No, Mole was not leading a military training on this day; rather, he was attempting to bring his sketch of President Woodrow Wilson to life. The people obeyed, and soon Mole had formed a silhouette of Wilson — one made of 21,000 people.
This portrait was but one of many “living photographs” Mole would make from 1917 to 1920, in an attempt to garner support for World War One.
At the onset of the war, many Americans were — along with their president — reluctant to intervene. And yet, after the Germans’ April 1917 maritime assault on commercial ships headed toward Great Britain, U.S. entry became inevitable and Wilson called on Congress to authorize a “war to end all wars.”
Congress honored Wilson’s request, and the U.S. declared war on Germany. The question remained: how to increase American support of U.S. intervention?
One such answer seemed to come vis-à-vis Mole’s living photographs. While details on funding remain murky, Mole — himself a Brit (n. 1889) — would use his mode of photography to temper anti-interventionist sentiment with living, breathing visions of the masses coming together to support the idea of the nation.
Actualizing these visions required a certain tactical precision, which Mole no doubt refined over the years. First, Mole would etch his drawing onto a glass plate, which he would then place on the lens of his 11x14 inch view camera.
Camera and drawing in tow, Mole would then climb a tower and determine the appropriate perspective to begin “developing” his living photograph. From above, Mole would call to his assistants standing on the ground and instruct them where to construct the outline. The people would then file in according to Mole’s plan, and Mole would take his photo.
The process — which would often take a week — was grueling, and the results ushered a spectacular new “type of war propaganda,” as historian Louis Kaplan notes. But to some critics, Mole’s living photographs also highlight, in a very visceral way, how faint the line between political idealism and fascism can be.
As the Guardian’s Stephen Moss writes:
“My first thought when I saw these photographs was that they were quasi-fascistic — forerunners of all those exercises in mass choreography beloved of Soviet Russia, China and North Korea, where the bodies of the masses are artfully employed to some dubious aesthetic end, notably in Olympic opening ceremonies.

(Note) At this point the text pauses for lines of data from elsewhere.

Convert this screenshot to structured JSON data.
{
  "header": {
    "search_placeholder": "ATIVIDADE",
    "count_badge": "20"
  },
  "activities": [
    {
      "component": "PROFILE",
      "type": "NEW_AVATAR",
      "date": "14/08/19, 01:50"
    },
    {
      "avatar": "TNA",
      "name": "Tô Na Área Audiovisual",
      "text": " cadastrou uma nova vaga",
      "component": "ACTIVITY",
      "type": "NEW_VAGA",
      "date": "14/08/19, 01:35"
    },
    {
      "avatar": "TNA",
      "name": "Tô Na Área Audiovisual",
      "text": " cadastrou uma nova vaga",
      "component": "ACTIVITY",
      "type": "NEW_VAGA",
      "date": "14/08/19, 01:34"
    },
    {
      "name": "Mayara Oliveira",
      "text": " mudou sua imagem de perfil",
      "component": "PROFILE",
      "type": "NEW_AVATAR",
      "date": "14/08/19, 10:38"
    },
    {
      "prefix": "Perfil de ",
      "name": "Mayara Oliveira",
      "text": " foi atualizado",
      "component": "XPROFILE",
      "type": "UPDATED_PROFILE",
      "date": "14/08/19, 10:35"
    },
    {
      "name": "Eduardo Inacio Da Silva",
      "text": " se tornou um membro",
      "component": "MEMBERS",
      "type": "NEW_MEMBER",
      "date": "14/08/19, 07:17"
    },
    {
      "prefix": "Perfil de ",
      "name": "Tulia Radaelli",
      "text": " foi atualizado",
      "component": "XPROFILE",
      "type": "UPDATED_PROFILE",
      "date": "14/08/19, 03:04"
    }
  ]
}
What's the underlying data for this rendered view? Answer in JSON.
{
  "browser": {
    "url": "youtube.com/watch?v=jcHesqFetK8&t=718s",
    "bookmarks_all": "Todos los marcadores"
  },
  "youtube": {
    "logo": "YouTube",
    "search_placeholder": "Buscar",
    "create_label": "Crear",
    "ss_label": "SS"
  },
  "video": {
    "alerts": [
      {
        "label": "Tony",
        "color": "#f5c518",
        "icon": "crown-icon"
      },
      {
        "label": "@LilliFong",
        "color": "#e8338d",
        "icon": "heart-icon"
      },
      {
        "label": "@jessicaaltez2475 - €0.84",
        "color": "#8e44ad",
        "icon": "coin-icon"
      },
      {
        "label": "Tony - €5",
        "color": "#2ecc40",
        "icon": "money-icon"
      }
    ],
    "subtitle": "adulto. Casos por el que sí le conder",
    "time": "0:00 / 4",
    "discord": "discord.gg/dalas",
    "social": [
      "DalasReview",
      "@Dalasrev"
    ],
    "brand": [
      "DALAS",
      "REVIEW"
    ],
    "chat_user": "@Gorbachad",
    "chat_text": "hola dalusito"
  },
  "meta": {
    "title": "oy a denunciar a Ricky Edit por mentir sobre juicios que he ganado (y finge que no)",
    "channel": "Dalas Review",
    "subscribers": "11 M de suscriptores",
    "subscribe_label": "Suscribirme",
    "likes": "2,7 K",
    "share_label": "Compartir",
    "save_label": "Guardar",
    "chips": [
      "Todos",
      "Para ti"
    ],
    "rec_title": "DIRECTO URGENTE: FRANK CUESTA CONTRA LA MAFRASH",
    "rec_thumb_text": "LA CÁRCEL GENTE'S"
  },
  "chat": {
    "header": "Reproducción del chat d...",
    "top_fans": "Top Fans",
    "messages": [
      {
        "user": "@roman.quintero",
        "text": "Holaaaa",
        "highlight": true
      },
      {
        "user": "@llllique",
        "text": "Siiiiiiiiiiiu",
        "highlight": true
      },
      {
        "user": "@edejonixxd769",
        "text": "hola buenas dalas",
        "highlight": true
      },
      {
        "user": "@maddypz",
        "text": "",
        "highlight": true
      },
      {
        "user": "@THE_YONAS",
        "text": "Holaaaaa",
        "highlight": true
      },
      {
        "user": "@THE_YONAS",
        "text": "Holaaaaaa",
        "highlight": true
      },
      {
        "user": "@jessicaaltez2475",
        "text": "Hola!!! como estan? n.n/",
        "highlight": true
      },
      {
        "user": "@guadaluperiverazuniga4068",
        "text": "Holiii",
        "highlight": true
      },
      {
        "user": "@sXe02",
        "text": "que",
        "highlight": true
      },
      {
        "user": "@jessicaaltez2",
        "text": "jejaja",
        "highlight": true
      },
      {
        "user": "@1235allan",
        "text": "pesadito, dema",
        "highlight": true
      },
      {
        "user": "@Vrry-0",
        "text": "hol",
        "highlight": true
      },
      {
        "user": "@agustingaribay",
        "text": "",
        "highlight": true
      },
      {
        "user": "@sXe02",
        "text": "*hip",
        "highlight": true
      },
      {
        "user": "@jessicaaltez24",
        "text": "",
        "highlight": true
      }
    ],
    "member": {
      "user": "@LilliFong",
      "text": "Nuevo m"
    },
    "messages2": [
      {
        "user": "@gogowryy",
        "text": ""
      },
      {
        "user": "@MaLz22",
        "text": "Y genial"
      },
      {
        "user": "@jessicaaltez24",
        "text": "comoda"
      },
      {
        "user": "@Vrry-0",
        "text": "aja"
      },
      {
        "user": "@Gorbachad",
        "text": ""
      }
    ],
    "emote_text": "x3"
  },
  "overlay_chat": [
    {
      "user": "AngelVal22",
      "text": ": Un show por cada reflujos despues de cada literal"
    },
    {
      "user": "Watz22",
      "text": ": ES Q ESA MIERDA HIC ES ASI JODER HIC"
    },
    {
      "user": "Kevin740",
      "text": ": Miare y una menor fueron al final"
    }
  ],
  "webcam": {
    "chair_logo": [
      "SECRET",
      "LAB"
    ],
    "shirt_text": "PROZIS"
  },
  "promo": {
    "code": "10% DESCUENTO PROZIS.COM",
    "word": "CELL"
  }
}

There is more than a hint of the Nuremberg rallies about them — could Hitler and his artificer-in-chief Albert Speer have been influenced by Mole?”
Kaplan supports Moss' appraisal. As the former writes, Mole took his photos at “a time when individual rights counted for little beside collective will, and when nationalism, the bastard son of patriotism, was metastasising into fascism.”
These days, Americans again clamor for unity and for placing the preservation of the nation above all else. Thus Mole’s photos -- and the dark endeavors these idyllic visions can catalyze and support -- warrant renewed consideration.